I have code that uses the low and low I / O system calls read and write , as described on page 170 of the Kernighan and Ritchie C Programming Book. Function prototypes are
int n_read = read ( int fd, char *buf, int n ) int n_read = write ( int fd, char *buf, int n )
now two .c files that use these read and write are called by the larger fortran program to read and write large amounts of data.
C code is just this, without #include any type, having an underscore after the function name and following the link:
int read_ ( int *descriptor, char *buffer, int *nbyte ) { return ( read( *descriptor, buffer, *nbyte ) ); } int write_ ( int *descriptor, char *buffer, int *nbyte ) { return ( write( *descriptor, buffer, *nbyte ) ); }
and the larger fortran program will do something like this
INTEGER nbyte COMPLEX*16 matrix(*) INTEGER READ, WRITE EXTERNAL READ, WRITE status = READ( fd, matrix, nbyte ) if ( status .eq. -1 ) then CALL ERROR('C call read failure') stop endif
As you may have guessed, this is great for nbyte values ββless than 2 ^ 31. I need to read more than 2 GB of data, so I need nbyte to be a long integer and INTEGER * 8 in fortran.

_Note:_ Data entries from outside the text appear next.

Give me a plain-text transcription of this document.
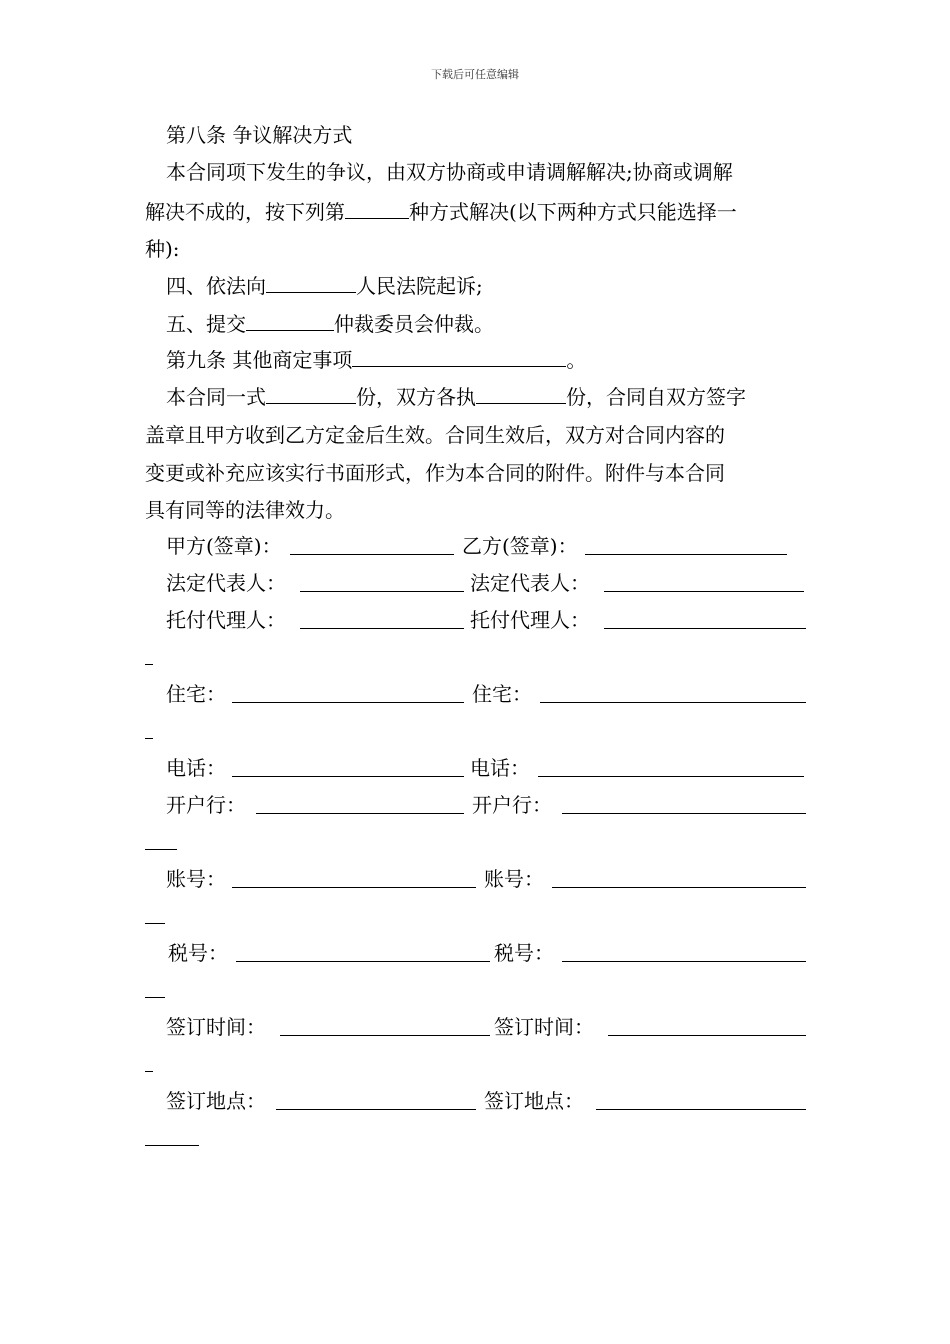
下载后可任意编辑
第八条 争议解决方式
本合同项下发生的争议，由双方协商或申请调解解决;协商或调解
解决不成的，按下列第	种方式解决(以下两种方式只能选择一
种):
四、依法向	人民法院起诉;
五、提交	仲裁委员会仲裁。
第九条 其他商定事项	。
本合同一式	份，双方各执	份，合同自双方签字
盖章且甲方收到乙方定金后生效。合同生效后，双方对合同内容的
变更或补充应该实行书面形式，作为本合同的附件。附件与本合同
具有同等的法律效力。
甲方(签章)：	乙方(签章)：
法定代表人：	法定代表人：
托付代理人：	托付代理人：
住宅：	住宅：
电话：	电话：
开户行：	开户行：
账号：	账号：
税号：	税号：
签订时间：	签订时间：
签订地点：	签订地点：
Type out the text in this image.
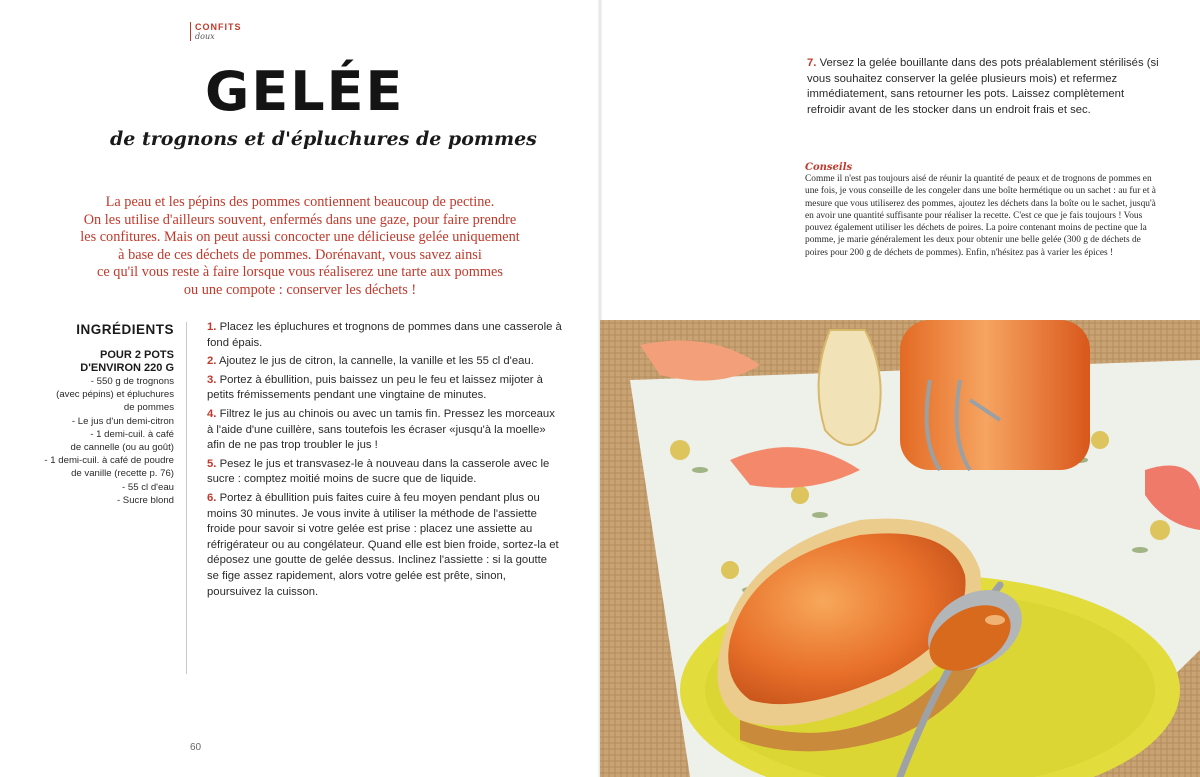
CONFITS
doux
GELÉE
de trognons et d'épluchures de pommes

La peau et les pépins des pommes contiennent beaucoup de pectine.

On les utilise d'ailleurs souvent, enfermés dans une gaze, pour faire prendre

les confitures. Mais on peut aussi concocter une délicieuse gelée uniquement

à base de ces déchets de pommes. Dorénavant, vous savez ainsi

ce qu'il vous reste à faire lorsque vous réaliserez une tarte aux pommes

ou une compote : conserver les déchets !

INGRÉDIENTS
POUR 2 POTS
D'ENVIRON 220 G
- 550 g de trognons
(avec pépins) et épluchures
de pommes
- Le jus d'un demi-citron
- 1 demi-cuil. à café
de cannelle (ou au goût)
- 1 demi-cuil. à café de poudre
de vanille (recette p. 76)
- 55 cl d'eau
- Sucre blond
1. Placez les épluchures et trognons de pommes dans une casserole à fond épais.
2. Ajoutez le jus de citron, la cannelle, la vanille et les 55 cl d'eau.
3. Portez à ébullition, puis baissez un peu le feu et laissez mijoter à petits frémissements pendant une vingtaine de minutes.
4. Filtrez le jus au chinois ou avec un tamis fin. Pressez les morceaux à l'aide d'une cuillère, sans toutefois les écraser «jusqu'à la moelle» afin de ne pas trop troubler le jus !
5. Pesez le jus et transvasez-le à nouveau dans la casserole avec le sucre : comptez moitié moins de sucre que de liquide.
6. Portez à ébullition puis faites cuire à feu moyen pendant plus ou moins 30 minutes. Je vous invite à utiliser la méthode de l'assiette froide pour savoir si votre gelée est prise : placez une assiette au réfrigérateur ou au congélateur. Quand elle est bien froide, sortez-la et déposez une goutte de gelée dessus. Inclinez l'assiette : si la goutte se fige assez rapidement, alors votre gelée est prête, sinon, poursuivez la cuisson.
60
7. Versez la gelée bouillante dans des pots préalablement stérilisés (si vous souhaitez conserver la gelée plusieurs mois) et refermez immédiatement, sans retourner les pots. Laissez complètement refroidir avant de les stocker dans un endroit frais et sec.
Conseils
Comme il n'est pas toujours aisé de réunir la quantité de peaux et de trognons de pommes en une fois, je vous conseille de les congeler dans une boîte hermétique ou un sachet : au fur et à mesure que vous utiliserez des pommes, ajoutez les déchets dans la boîte ou le sachet, jusqu'à en avoir une quantité suffisante pour réaliser la recette. C'est ce que je fais toujours ! Vous pouvez également utiliser les déchets de poires. La poire contenant moins de pectine que la pomme, je marie généralement les deux pour obtenir une belle gelée (300 g de déchets de poires pour 200 g de déchets de pommes). Enfin, n'hésitez pas à varier les épices !
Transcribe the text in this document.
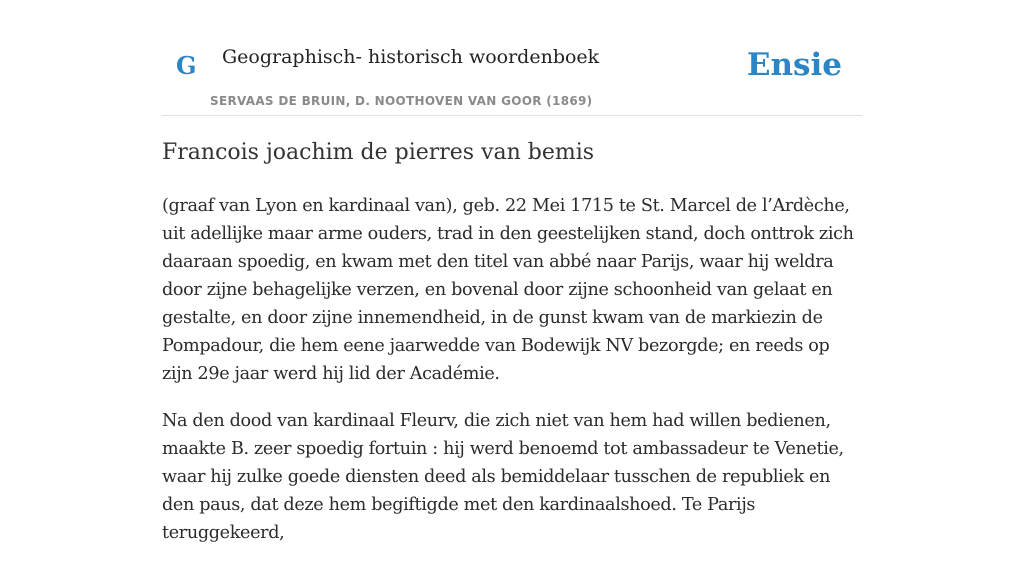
G Geographisch- historisch woordenboek
SERVAAS DE BRUIN, D. NOOTHOVEN VAN GOOR (1869)
Ensie
Francois joachim de pierres van bemis

(graaf van Lyon en kardinaal van), geb. 22 Mei 1715 te St. Marcel de l’Ardèche, uit adellijke maar arme ouders, trad in den geestelijken stand, doch onttrok zich daaraan spoedig, en kwam met den titel van abbé naar Parijs, waar hij weldra door zijne behagelijke verzen, en bovenal door zijne schoonheid van gelaat en gestalte, en door zijne innemendheid, in de gunst kwam van de markiezin de Pompadour, die hem eene jaarwedde van Bodewijk NV bezorgde; en reeds op zijn 29e jaar werd hij lid der Académie.

Na den dood van kardinaal Fleurv, die zich niet van hem had willen bedienen, maakte B. zeer spoedig fortuin : hij werd benoemd tot ambassadeur te Venetie, waar hij zulke goede diensten deed als bemiddelaar tusschen de republiek en den paus, dat deze hem begiftigde met den kardinaalshoed. Te Parijs teruggekeerd,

Are there equivalent read64 and write64, for example, is lseek64 provided by unistd.h and features.h?
What is the best way to transcode this? Should I use fread and fwrite? is int fd from low level write the same as FILE *stream from fread() ?
My requirement is to pass a long integer of 8 bytes in order to have values ββfrom 100 to 500 gigabytes or an integer having 12 digits, which is for nbyte
Am I getting something or losing using currently read and write , which is identified as a system call? "What does this mean?